Hippy Joe Hymas makes with the mandolin |
So on a bare stage they set about demonstrating just what
“an acoustic band that plays fuckin’ loud” can do, with the likes of Edwin
Starr’s ‘War’ seguing into Sabbath’s ‘War Pigs’ – personally I’d have preferred
more of Edwin, but each to their own.
They collide ‘Eye Of The Tiger’ with a middle section channelling ‘Ghost
Riders In The Sky’. Hell, they even
manage to take a piece of high-cholesterol AOR schlock like ‘Don’t Stop
Believing’, and turn it into something that has the crowd progress from smiling
to laughing to whooping as if it’s the very stuff of life.
The show would have better balance if they did more of their
own stuff, like the excellent ‘Hangovers Hurt More Than They Used To’ and ‘She
Was Skinny When I Met Her’. Apart from
anything else they need to give all concerned a rest from the furious pace
evident on the likes of ‘Ace Of Spades’ and ‘Fat Bottomed Girls’ (the latter
working far better than the earlier ‘Bohemian Rhapsody’). Along the way Hippy Joe Hymas and Johnny
Butten respectively turn in blistering mandolin and banjo solos, while Wheeler
occasionally swaps acoustic guitar for suitably frantic fiddle.
They encore with a medley that takes in everything from
‘Hotel California’ to Wham, two blasts of Dio, and a snatch of Abba en route to
‘Highway To Hell’. As brilliantly
bonkers as it is, I’d like a decent slab of Bon Scott-era AC/DC myself. But hey, this is a show that demonstrates, as
John Wheeler says, that “Coldplay sucks!”
Ah, hard rock support bands I have known! Anyone remember Dedringer? Samson?

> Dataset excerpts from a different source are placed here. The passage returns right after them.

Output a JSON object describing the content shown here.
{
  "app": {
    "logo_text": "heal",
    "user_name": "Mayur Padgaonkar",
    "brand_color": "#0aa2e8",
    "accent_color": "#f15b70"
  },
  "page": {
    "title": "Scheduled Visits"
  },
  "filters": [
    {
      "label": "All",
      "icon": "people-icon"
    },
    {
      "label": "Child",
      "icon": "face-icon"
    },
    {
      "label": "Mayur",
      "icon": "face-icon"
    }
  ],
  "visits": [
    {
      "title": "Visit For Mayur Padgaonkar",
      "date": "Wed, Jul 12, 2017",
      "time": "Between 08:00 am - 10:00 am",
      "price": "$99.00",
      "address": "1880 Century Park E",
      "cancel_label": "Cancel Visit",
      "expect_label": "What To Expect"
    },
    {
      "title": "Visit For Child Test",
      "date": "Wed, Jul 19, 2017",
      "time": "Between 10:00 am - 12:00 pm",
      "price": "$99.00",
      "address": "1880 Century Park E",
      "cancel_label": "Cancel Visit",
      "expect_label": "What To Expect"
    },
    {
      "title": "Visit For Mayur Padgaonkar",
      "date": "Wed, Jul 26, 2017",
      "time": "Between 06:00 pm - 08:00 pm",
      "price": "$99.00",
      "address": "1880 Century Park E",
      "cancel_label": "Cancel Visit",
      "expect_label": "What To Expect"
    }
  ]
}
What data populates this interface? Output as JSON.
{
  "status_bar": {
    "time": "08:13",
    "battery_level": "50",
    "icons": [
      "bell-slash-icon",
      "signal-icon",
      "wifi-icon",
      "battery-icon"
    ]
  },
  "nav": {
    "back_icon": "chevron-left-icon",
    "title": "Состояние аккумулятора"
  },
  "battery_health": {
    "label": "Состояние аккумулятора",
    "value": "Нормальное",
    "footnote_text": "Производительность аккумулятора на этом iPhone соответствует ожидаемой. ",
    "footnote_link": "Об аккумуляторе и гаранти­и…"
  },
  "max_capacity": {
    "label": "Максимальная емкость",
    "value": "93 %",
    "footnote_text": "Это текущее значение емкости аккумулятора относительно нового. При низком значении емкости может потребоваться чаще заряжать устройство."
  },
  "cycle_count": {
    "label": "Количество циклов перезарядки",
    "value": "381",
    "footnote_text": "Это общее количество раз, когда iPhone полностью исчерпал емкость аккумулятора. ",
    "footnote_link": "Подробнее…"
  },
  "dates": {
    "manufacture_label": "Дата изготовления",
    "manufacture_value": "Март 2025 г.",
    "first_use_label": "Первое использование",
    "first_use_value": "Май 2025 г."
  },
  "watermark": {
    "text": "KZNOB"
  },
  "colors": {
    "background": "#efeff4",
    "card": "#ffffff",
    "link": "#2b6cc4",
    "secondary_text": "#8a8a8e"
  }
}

Actually The Jokers aren’t that bad, and do a
decent job of warming up proceedings.
Front man Wane Parry has a good way with the crowd, even if his singing
is inaudible half the time. Meanwhile
Paul Hurst isn’t as gormless on guitar as his goofy gurning and shape-throwing
suggests, and they have a thumpingly tight rhythm section. They may have a look that suggests Metallica,
but in their better moments they echo classic rock in the vein of Bad Company
and UFO, and they certainly seem to love what they’re doing.